Have you ever received a PDF file that did not contain searchable text? You may know that you can use Acrobat’s OCR (Optical Character Recognition) to add an invisible layer of searchable text on top of the file. This allows you to select, copy and search text on a paper document. Great!

What do you do when you have hundreds of TIFFs and Image-only PDFs file that you need to search for a big case? Working with these documents one at a time is not efficient.

If you have Acrobat Professional, you can batch OCR and let you computer do the work for you.

NOTE: Acrobat 9 and up make this process much easier. Simply select Document>OCR Text Recognition>OCR Multiple Files. If you have Acrobat 9 and you just want to OCR a bunch of files, this is probably all you need! Acrobat X can do OCR as part of an Action, so you can combine OCR with other operations as part of a document processing workflow.

Read on to learn how…

Batch Processing to the Rescue

There are two steps to follow:

  1. Set up a Batch Sequence
  2. Run a Batch Sequence

Set up a Batch Sequence

Scan your documents locally or send to a PC where Acrobat Pro is installed.

If you have the capability, scan directly to PDF or to an MTIFF (multi-page TIFF). These formats allow all of the pages of a document to be maintained as a single file.

  1. In Acrobat Professional 7, choose Advanced—>Batch Processing
    — or —
    In Acrobat Professional 8, choose Advanced—>Document Processing—>Batch Processing
  2. Click the New Sequence button.
    New Sequence Step
  3. Give the sequence a name.
  4. Click Select Commands
    Select Commands
  5. Choose Recognize Text Using OCR and click the Add button.
    Changing the steps
  6. Double-click the Recognize Text using OCR text (right side of the window) to set OCR Options.
    -Set Downsample Images to 300 dpi. Click OK
    Downsample settings
  7. Click OK again to get back to the main window.
  8. Click Output Options
    PDF Optimizer settings
Note: Output Options allows you specify where the OCR’d files should be written.
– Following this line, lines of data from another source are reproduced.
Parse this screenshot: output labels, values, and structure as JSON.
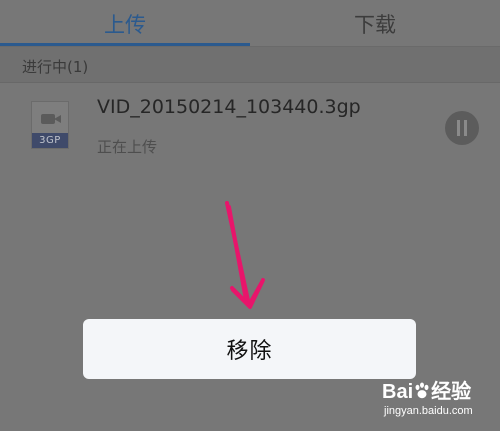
{
  "tabs": {
    "upload_label": "上传",
    "download_label": "下载",
    "active": "upload"
  },
  "section": {
    "in_progress_label": "进行中(1)"
  },
  "file": {
    "name": "VID_20150214_103440.3gp",
    "type_badge": "3GP",
    "status": "正在上传"
  },
  "action_sheet": {
    "remove_label": "移除"
  },
  "watermark": {
    "brand_prefix": "Bai",
    "brand_suffix": "经验",
    "url": "jingyan.baidu.com"
  },
  "colors": {
    "accent": "#2b5a8e",
    "overlay": "#777777",
    "annotation_arrow": "#e8156b"
  },
  "icons": {
    "file_icon": "video-file-icon",
    "pause": "pause-icon"
  }
}
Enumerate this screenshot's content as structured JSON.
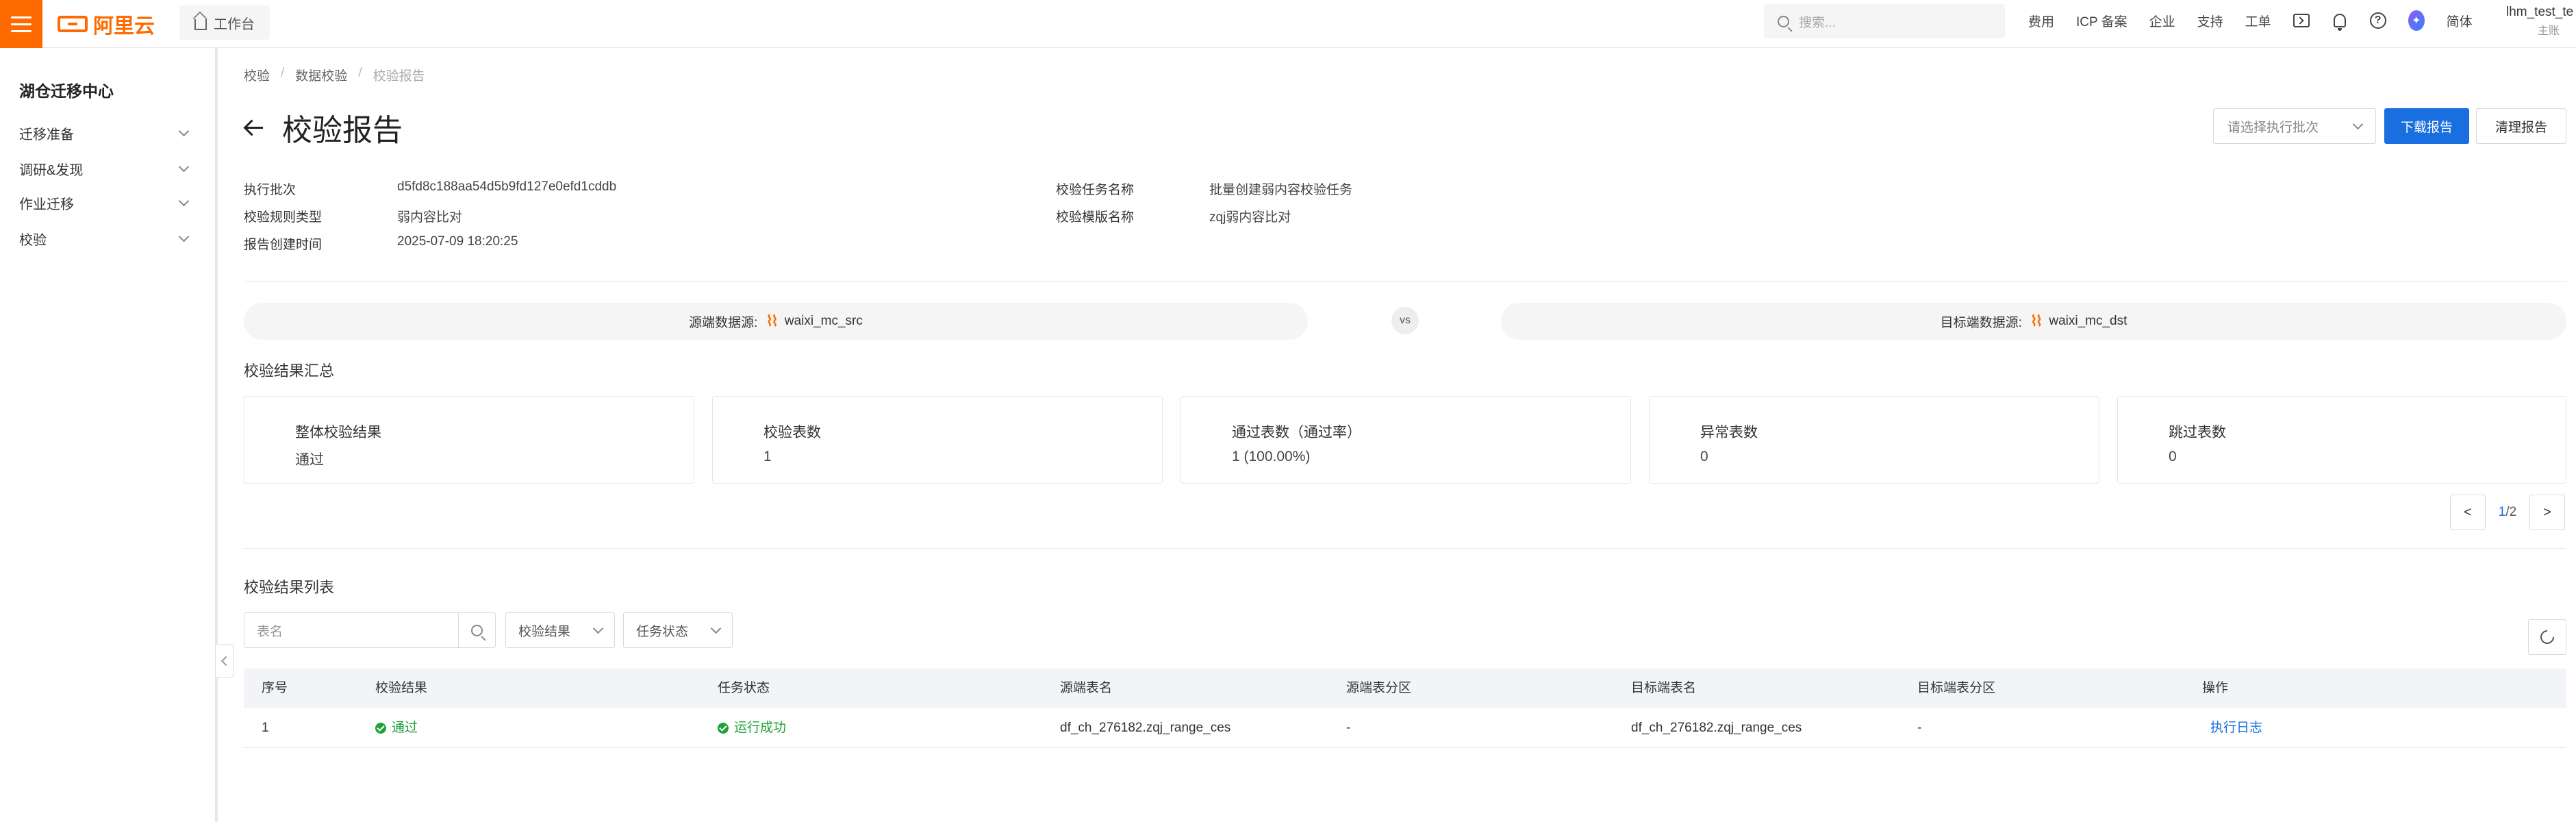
{
  "topbar": {
    "logo_text": "阿里云",
    "workbench_label": "工作台",
    "search_placeholder": "搜索...",
    "links": [
      "费用",
      "ICP 备案",
      "企业",
      "支持",
      "工单"
    ],
    "lang": "简体",
    "account_name": "lhm_test_te",
    "account_role": "主账"
  },
  "sidebar": {
    "title": "湖仓迁移中心",
    "items": [
      {
        "label": "迁移准备"
      },
      {
        "label": "调研&发现"
      },
      {
        "label": "作业迁移"
      },
      {
        "label": "校验"
      }
    ]
  },
  "breadcrumb": [
    "校验",
    "数据校验",
    "校验报告"
  ],
  "page_title": "校验报告",
  "header_actions": {
    "batch_select_placeholder": "请选择执行批次",
    "download_label": "下载报告",
    "clear_label": "清理报告"
  },
  "info": {
    "batch_key": "执行批次",
    "batch_value": "d5fd8c188aa54d5b9fd127e0efd1cddb",
    "rule_type_key": "校验规则类型",
    "rule_type_value": "弱内容比对",
    "created_key": "报告创建时间",
    "created_value": "2025-07-09 18:20:25",
    "task_name_key": "校验任务名称",
    "task_name_value": "批量创建弱内容校验任务",
    "template_key": "校验模版名称",
    "template_value": "zqj弱内容比对"
  },
  "compare": {
    "source_label": "源端数据源:",
    "source_value": "waixi_mc_src",
    "vs": "vs",
    "target_label": "目标端数据源:",
    "target_value": "waixi_mc_dst",
    "icon_glyph": "⌇⌇"
  },
  "summary": {
    "title": "校验结果汇总",
    "cards": [
      {
        "label": "整体校验结果",
        "value": "通过"
      },
      {
        "label": "校验表数",
        "value": "1"
      },
      {
        "label": "通过表数（通过率）",
        "value": "1 (100.00%)"
      },
      {
        "label": "异常表数",
        "value": "0"
      },
      {
        "label": "跳过表数",
        "value": "0"
      }
    ],
    "pager": {
      "prev": "<",
      "current": "1",
      "total": "/2",
      "next": ">"
    }
  },
  "list": {
    "title": "校验结果列表",
    "search_placeholder": "表名",
    "filter_result": "校验结果",
    "filter_status": "任务状态",
    "columns": [
      "序号",
      "校验结果",
      "任务状态",
      "源端表名",
      "源端表分区",
      "目标端表名",
      "目标端表分区",
      "操作"
    ],
    "rows": [
      {
        "index": "1",
        "result": "通过",
        "status": "运行成功",
        "source_table": "df_ch_276182.zqj_range_ces",
        "source_partition": "-",
        "target_table": "df_ch_276182.zqj_range_ces",
        "target_partition": "-",
        "action": "执行日志"
      }
    ]
  },
  "colors": {
    "brand": "#ff6a00",
    "primary": "#1a6fe0",
    "success": "#1fa23a"
  }
}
I suggest writing them to a local drive and copying later to a network store.
  1. Enable_ PDF Optimizer_ and Do not overwrite existing files.
  2. Click the Settings Button.
    PDF Optimizer
Adjust the settings to make the smallest possible files, especially for Black and White (monochrome) files:> JBIG2 Lossless is very efficient and preserves the exact appearance of the text. > > Consider trying JBIG2 Lossy which causes some visual degradation, but can be up to 70% smaller than JBIG2 Lossless.
  1. Click OK.
  2. Give the revised settings a name such as “B&W Lossy”.

Run a Batch Sequence

Now, all you need to do is to run the batch sequence.

  1. Place all the files you wish to process in a single folder on your hard drive.
  2. In Acrobat Professional 7, choose Advanced—>Batch Processing
    – or –
    In Acrobat Professional 8, choose Advanced—>Document Processing—>Batch Processing
  3. Select the sequence to run
  4. Click OK
  5. Select the folder to process
  6. Click the Select button.
  7. Select the Output Folder

That’s it!

Sit back and enjoy a cup a coffee as Acrobat does the work for you.